The response to the record, which came out several months ago, has been heartening: Chicago’s DustyGroove.com, the taste-making jazz and funk online retailer, says the record is “right up there with Weldon’s best work ever.... In a way, this is the most all-out funky Irvine album ever waxed.” According to Alapatt, the disc has almost sold out of its initial run, and record buyers can look forward to more WRVU releases in the near future.
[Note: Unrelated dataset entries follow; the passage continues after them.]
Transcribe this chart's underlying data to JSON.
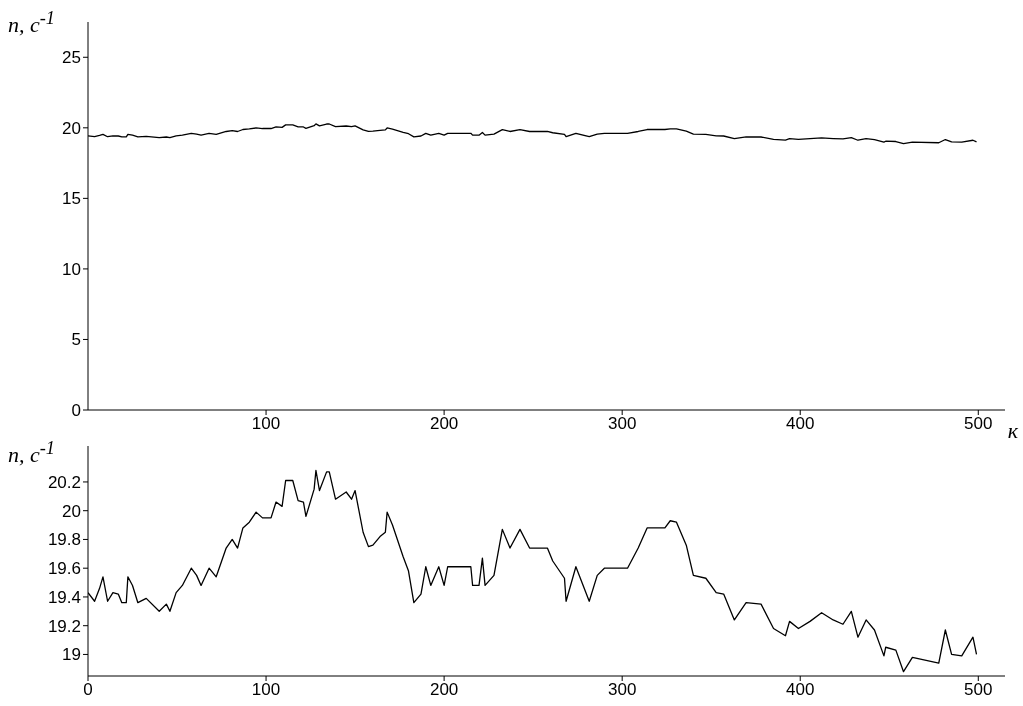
{
  "chart_data": [
    {
      "type": "line",
      "ylabel": "n, с$^{-1}$",
      "xlabel": "к",
      "xlim": [
        0,
        515
      ],
      "ylim": [
        0,
        27.5
      ],
      "xticks": [
        100,
        200,
        300,
        400,
        500
      ],
      "yticks": [
        0,
        5,
        10,
        15,
        20,
        25
      ],
      "grid": false,
      "marker": "none",
      "series": [
        {
          "color": "#000000",
          "x": [
            0,
            3.7,
            6.5,
            8.4,
            11,
            14,
            17,
            19,
            21.5,
            22.4,
            25,
            28,
            32.7,
            40,
            44,
            46,
            49.5,
            53,
            58,
            61,
            63.5,
            68,
            72,
            77.6,
            81,
            84,
            87,
            90.6,
            94.4,
            98,
            102.8,
            105.6,
            109,
            111,
            115,
            118,
            121,
            122.4,
            127,
            128,
            130,
            134,
            135.5,
            139,
            145,
            148,
            150,
            154.5,
            157.5,
            160,
            164,
            167,
            168,
            171,
            177,
            180,
            183,
            187,
            189.7,
            192.5,
            197,
            200,
            202,
            215,
            216,
            219.6,
            221.5,
            223,
            228,
            232.7,
            237,
            242.6,
            248,
            258,
            261,
            267.6,
            268.5,
            274,
            281.5,
            286,
            290,
            303,
            309,
            314,
            318.5,
            324,
            327,
            330.5,
            336,
            340,
            347,
            352.8,
            357,
            363,
            369.6,
            378,
            385,
            391.7,
            394,
            399,
            405.5,
            412,
            418.5,
            424,
            428.7,
            432.4,
            437,
            441.7,
            447,
            448,
            453.7,
            458,
            463,
            477.8,
            481.5,
            485,
            490.7,
            497,
            499
          ],
          "values": [
            19.43,
            19.37,
            19.46,
            19.54,
            19.37,
            19.43,
            19.42,
            19.36,
            19.36,
            19.54,
            19.48,
            19.36,
            19.39,
            19.3,
            19.35,
            19.3,
            19.43,
            19.48,
            19.6,
            19.55,
            19.48,
            19.6,
            19.54,
            19.74,
            19.8,
            19.74,
            19.88,
            19.92,
            19.99,
            19.95,
            19.95,
            20.06,
            20.03,
            20.21,
            20.21,
            20.07,
            20.06,
            19.96,
            20.15,
            20.28,
            20.14,
            20.27,
            20.27,
            20.08,
            20.13,
            20.08,
            20.14,
            19.85,
            19.75,
            19.76,
            19.82,
            19.85,
            19.99,
            19.9,
            19.68,
            19.58,
            19.36,
            19.42,
            19.61,
            19.48,
            19.61,
            19.48,
            19.61,
            19.61,
            19.48,
            19.48,
            19.67,
            19.48,
            19.55,
            19.87,
            19.74,
            19.87,
            19.74,
            19.74,
            19.65,
            19.53,
            19.37,
            19.61,
            19.37,
            19.55,
            19.6,
            19.6,
            19.74,
            19.88,
            19.88,
            19.88,
            19.93,
            19.92,
            19.76,
            19.55,
            19.53,
            19.43,
            19.42,
            19.24,
            19.36,
            19.35,
            19.18,
            19.13,
            19.23,
            19.18,
            19.23,
            19.29,
            19.24,
            19.21,
            19.3,
            19.12,
            19.24,
            19.17,
            18.99,
            19.05,
            19.03,
            18.88,
            18.98,
            18.94,
            19.17,
            19.0,
            18.99,
            19.12,
            19.0
          ]
        }
      ]
    },
    {
      "type": "line",
      "ylabel": "n, с$^{-1}$",
      "xlim": [
        0,
        515
      ],
      "ylim": [
        18.85,
        20.45
      ],
      "xticks": [
        0,
        100,
        200,
        300,
        400,
        500
      ],
      "yticks": [
        19,
        19.2,
        19.4,
        19.6,
        19.8,
        20,
        20.2
      ],
      "grid": false,
      "marker": "none",
      "series": [
        {
          "color": "#000000",
          "x": [
            0,
            3.7,
            6.5,
            8.4,
            11,
            14,
            17,
            19,
            21.5,
            22.4,
            25,
            28,
            32.7,
            40,
            44,
            46,
            49.5,
            53,
            58,
            61,
            63.5,
            68,
            72,
            77.6,
            81,
            84,
            87,
            90.6,
            94.4,
            98,
            102.8,
            105.6,
            109,
            111,
            115,
            118,
            121,
            122.4,
            127,
            128,
            130,
            134,
            135.5,
            139,
            145,
            148,
            150,
            154.5,
            157.5,
            160,
            164,
            167,
            168,
            171,
            177,
            180,
            183,
            187,
            189.7,
            192.5,
            197,
            200,
            202,
            215,
            216,
            219.6,
            221.5,
            223,
            228,
            232.7,
            237,
            242.6,
            248,
            258,
            261,
            267.6,
            268.5,
            274,
            281.5,
            286,
            290,
            303,
            309,
            314,
            318.5,
            324,
            327,
            330.5,
            336,
            340,
            347,
            352.8,
            357,
            363,
            369.6,
            378,
            385,
            391.7,
            394,
            399,
            405.5,
            412,
            418.5,
            424,
            428.7,
            432.4,
            437,
            441.7,
            447,
            448,
            453.7,
            458,
            463,
            477.8,
            481.5,
            485,
            490.7,
            497,
            499
          ],
          "values": [
            19.43,
            19.37,
            19.46,
            19.54,
            19.37,
            19.43,
            19.42,
            19.36,
            19.36,
            19.54,
            19.48,
            19.36,
            19.39,
            19.3,
            19.35,
            19.3,
            19.43,
            19.48,
            19.6,
            19.55,
            19.48,
            19.6,
            19.54,
            19.74,
            19.8,
            19.74,
            19.88,
            19.92,
            19.99,
            19.95,
            19.95,
            20.06,
            20.03,
            20.21,
            20.21,
            20.07,
            20.06,
            19.96,
            20.15,
            20.28,
            20.14,
            20.27,
            20.27,
            20.08,
            20.13,
            20.08,
            20.14,
            19.85,
            19.75,
            19.76,
            19.82,
            19.85,
            19.99,
            19.9,
            19.68,
            19.58,
            19.36,
            19.42,
            19.61,
            19.48,
            19.61,
            19.48,
            19.61,
            19.61,
            19.48,
            19.48,
            19.67,
            19.48,
            19.55,
            19.87,
            19.74,
            19.87,
            19.74,
            19.74,
            19.65,
            19.53,
            19.37,
            19.61,
            19.37,
            19.55,
            19.6,
            19.6,
            19.74,
            19.88,
            19.88,
            19.88,
            19.93,
            19.92,
            19.76,
            19.55,
            19.53,
            19.43,
            19.42,
            19.24,
            19.36,
            19.35,
            19.18,
            19.13,
            19.23,
            19.18,
            19.23,
            19.29,
            19.24,
            19.21,
            19.3,
            19.12,
            19.24,
            19.17,
            18.99,
            19.05,
            19.03,
            18.88,
            18.98,
            18.94,
            19.17,
            19.0,
            18.99,
            19.12,
            19.0
          ]
        }
      ]
    }
  ]
}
He’s currently putting together an “Ultimate Breaks and Beats” CD for release in August; the compilation will feature performances from both last year’s concert and this year’s follow-up show, “Ultimate Breaks and Beats 2,” and will include artists such as DJ Signify, the Breakestra, and Peanut Butter Wolf.

Although Alapatt has relocated to Los Angeles, he’s continuing the work he began at WRVU. Currently, he’s helping legendary Hair composer Galt MacDermot, who headlined the “Ultimate Breaks and Beats 2” concert, release a compilation of unissued tracks from the late ’60s and early ’70s entitled Up From the Basement. It’s scheduled to come out in early August on MacDermot’s own label, Kilmarnock. Alapatt has also put together a full LP of MacDermot’s Nashville performance, Galt MacDermot: Live in Nashville, for release in early September. Finally, the “Origins of Hip-Hop” show that began so humbly at Vanderbilt has gotten a second life, on L.A. radio station KPFK, with Alapatt hosting.

It’s a long way to come for the wide-eyed hip-hop fan who first made his way down to Nashville four years ago, but Alapatt’s enthusiasm is as strong as ever. And the success of the “Ultimate Breaks and Beats” concerts, coupled with WRVU’s newly rededicated record label, shows just how much that kind of enthusiasm can bring about palpable results. Nashville has benefited from Alapatt’s humble wish to “bridge the funk and hip-hop generations,” and hopefully the city will continue that vision in his absence.